This week's Closet Thinker from the Telegraph (posted late, for which I apologise); shoes from Alexander McQueen (sadly sold out at net-a-porter, but please tell if you find anything similar on the High Street -- black roses, silver heels and perspex -- v. clever):
A century ago the Italian poet Filippo Tommaso Marinetti launched his Manifesto of Futurism, a startling document published on the front page of Le Figaro in February 1909. The Futurists, he declared, would celebrate ‘a new beauty, the beauty of speed’; the movement’s artists would ‘glorify war – the world’s only hygiene’, and sweep away the art forms of previous generation, in a triumphant uprising of youth: ‘For too long has Italy been a dealer in second-hand clothes. We will free Italy from her innumerable museums which cover her like countless cemeteries.’
An early member of the Italian Fascist Party, Marinetti went on to support Mussolini; but his politics seem not to have deterred a number of contemporary fashion designers from citing Futurism in their current collections. Who knows whether they’ve embarked upon an in-depth study of the Manifesto – a document that will presumably be available at the Tate Modern when its Futurism exhibition opens next week – but it does provide a context for several leading designers’ work this season. Missoni’s spring/summer collection includes prints inspired by Italian Futurist art (in particular Dottori’s ‘aero-paintings’); and the hi-tech futurism displayed at Calvin Klein, Yves St Laurent, Gareth Pugh and Alexander McQueen seems of a piece with Marinetti’s advocacy of technological innovation and slick urban industry. “We want no part of it, the past,” he wrote in his Manifesto, “we the young and strong Futurists!”
Of course, however passionate the commitment to a vision of the future, it can still have a distinct whiff of the past. Gareth Pugh’s version of futurism is a sci-fi fantasy with dresses that hover somewhere between costume designs for ‘Predator’ and historical drama, encompassing medieval armour and Elizabeth ruffs, mixed up with extra-terrestrial reptilian scales. As for Francisco Costa’s current collection for Calvin Klein: he uses the silvery semi-sheer fabrics of an eroticised Hollywood space-age movie, the kind where beautiful heroines display a flash of nipple alongside the blaze of their laser-guns.
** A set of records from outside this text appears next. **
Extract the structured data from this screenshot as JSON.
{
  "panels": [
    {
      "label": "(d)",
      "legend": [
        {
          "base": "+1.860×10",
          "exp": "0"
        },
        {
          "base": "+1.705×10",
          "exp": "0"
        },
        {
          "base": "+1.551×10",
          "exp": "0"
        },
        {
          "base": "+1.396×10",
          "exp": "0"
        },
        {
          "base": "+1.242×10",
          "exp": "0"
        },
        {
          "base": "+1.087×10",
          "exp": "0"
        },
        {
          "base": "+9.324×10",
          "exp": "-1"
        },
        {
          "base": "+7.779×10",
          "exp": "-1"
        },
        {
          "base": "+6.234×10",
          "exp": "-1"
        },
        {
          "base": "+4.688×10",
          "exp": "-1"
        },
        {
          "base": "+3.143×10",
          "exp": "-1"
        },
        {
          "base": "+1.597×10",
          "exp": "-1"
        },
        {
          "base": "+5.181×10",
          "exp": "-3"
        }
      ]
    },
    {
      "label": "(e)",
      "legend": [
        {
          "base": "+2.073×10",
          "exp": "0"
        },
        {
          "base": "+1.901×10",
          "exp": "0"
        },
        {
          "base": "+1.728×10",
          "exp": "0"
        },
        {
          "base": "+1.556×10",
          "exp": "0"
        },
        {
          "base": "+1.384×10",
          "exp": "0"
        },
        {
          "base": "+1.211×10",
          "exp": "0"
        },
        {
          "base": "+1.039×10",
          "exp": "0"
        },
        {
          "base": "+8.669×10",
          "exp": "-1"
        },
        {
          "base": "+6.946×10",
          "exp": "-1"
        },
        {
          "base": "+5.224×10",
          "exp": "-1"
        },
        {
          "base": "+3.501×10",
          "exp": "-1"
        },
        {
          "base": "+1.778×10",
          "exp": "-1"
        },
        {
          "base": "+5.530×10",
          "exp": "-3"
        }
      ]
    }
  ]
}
Marinetti never went as fast as he had hoped – in fact, he wrote his Futurist manifesto after crashing his car into a ditch to avoid two cyclists – and his poems and plays have mostly lapsed into obscurity. It remains to be seen whether fashion’s latest take on Futurism will survive beyond this summer, or sink, deflated, into a morass of discarded clothes. Right now, I’m more intrigued by the report that three astronauts in the International Space Station have been watching the remake of ‘Star Trek’ on a laptop, thereby proving that the past is always present in the future.